Canine Heartworm Disease
Heartworm disease is caused by the parasitic nematode (worm) Dirofilaria immitis.
The adult form of the parasite can reach six to 12 inches in length, and resembles a piece of cooked spaghetti.
Heartworms live primarily in the dog's large pulmonary arteries and within the heart itself.
How exactly do they get there? Heartworm disease is carried and transmitted by our friend, the mosquito. A mosquito carrying the infective form of the heartworm larva bites the dog, transferring the larva to the bite wound.
The heartworm larva then undergoes several stages of development within the subcutaneous (just beneath the skin) tissues, and migrates through the circulatory system to the right side of the heart.
Adult heartworms are present in the heart approximately four to six months after the bite of an infected mosquito. After reaching the heart, the parasites produce microscopic larva called microfilariae, which are released into the dog's circulation.
These microfilaria can be picked up by another mosquito when it bites the affected dog. The microfilaria then develop into infective larvae within that mosquito, and the life cycle is ready to repeat.
Clinical signs of heartworm disease in an affected dog include coughing, weight loss and exercise intolerance. However, some cases may show no clinical signs.
Fortunately, there are a number of readily available, excellent tests for heartworm disease. Antigen tests are the preferred type. They are run on a blood sample, and test for the presence of a protein produced by the adult worms. Antigen testing is preferred over testing for the presence of microfilaria, as up to 20 percent of dogs with heartworm disease do not have microfilaria present in the circulation.
Treatment of a dog with heartworm disease can be complex, and may involve additional diagnostic procedures such as chest radiographs (X-rays) and blood profiles. There are two drugs available to treat heartworm disease, melarsomine and thiacetarsamide.
After treatment, it is vital that the dog be confined and have its exercise restricted to short leash walks for the first month. Exercise restriction helps reduce the incidence of thrombo-embolic pneumonia, a potentially serious complication of heartworm disease which can occur as the heartworms die and break apart within the pulmonary circulation.
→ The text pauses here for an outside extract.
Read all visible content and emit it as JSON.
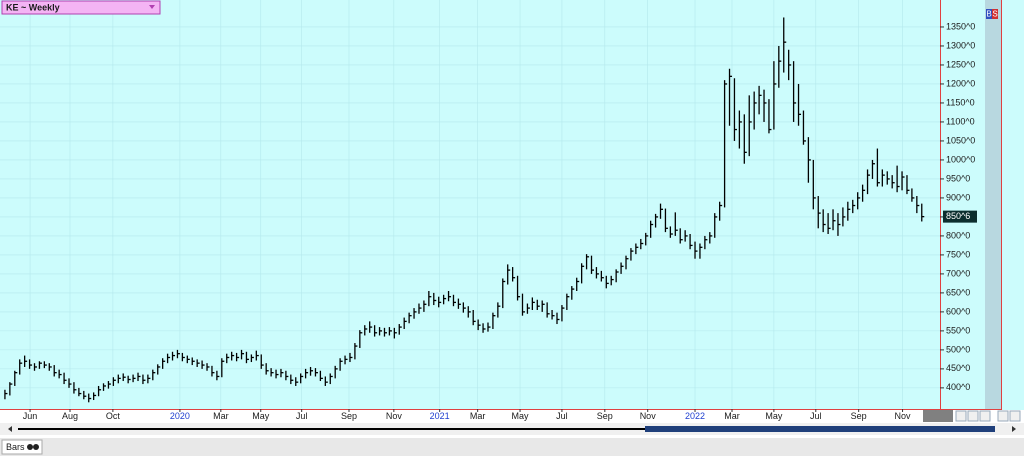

Left untreated, heartworms can cause severe pathologic changes within the heart and lungs, and possibly lead to heart failure and even death.
Now for the good news about canine heartworm disease: it can be easily prevented! Most vet practices will test adult dogs for heartworm in the spring months, and then place them on a monthly heartworm preventative medication that the owner administers at home.
An additional benefit of the heartworm preventative is that it helps control intestinal worms such as roundworms and hookworms as well.
Canine heartworm disease is a potentially life-threatening parasitic disease of dogs that is much more easily prevented than treated. Please contact your family veterinarian and follow his/her recommendations regarding heartworm disease and your dog's health.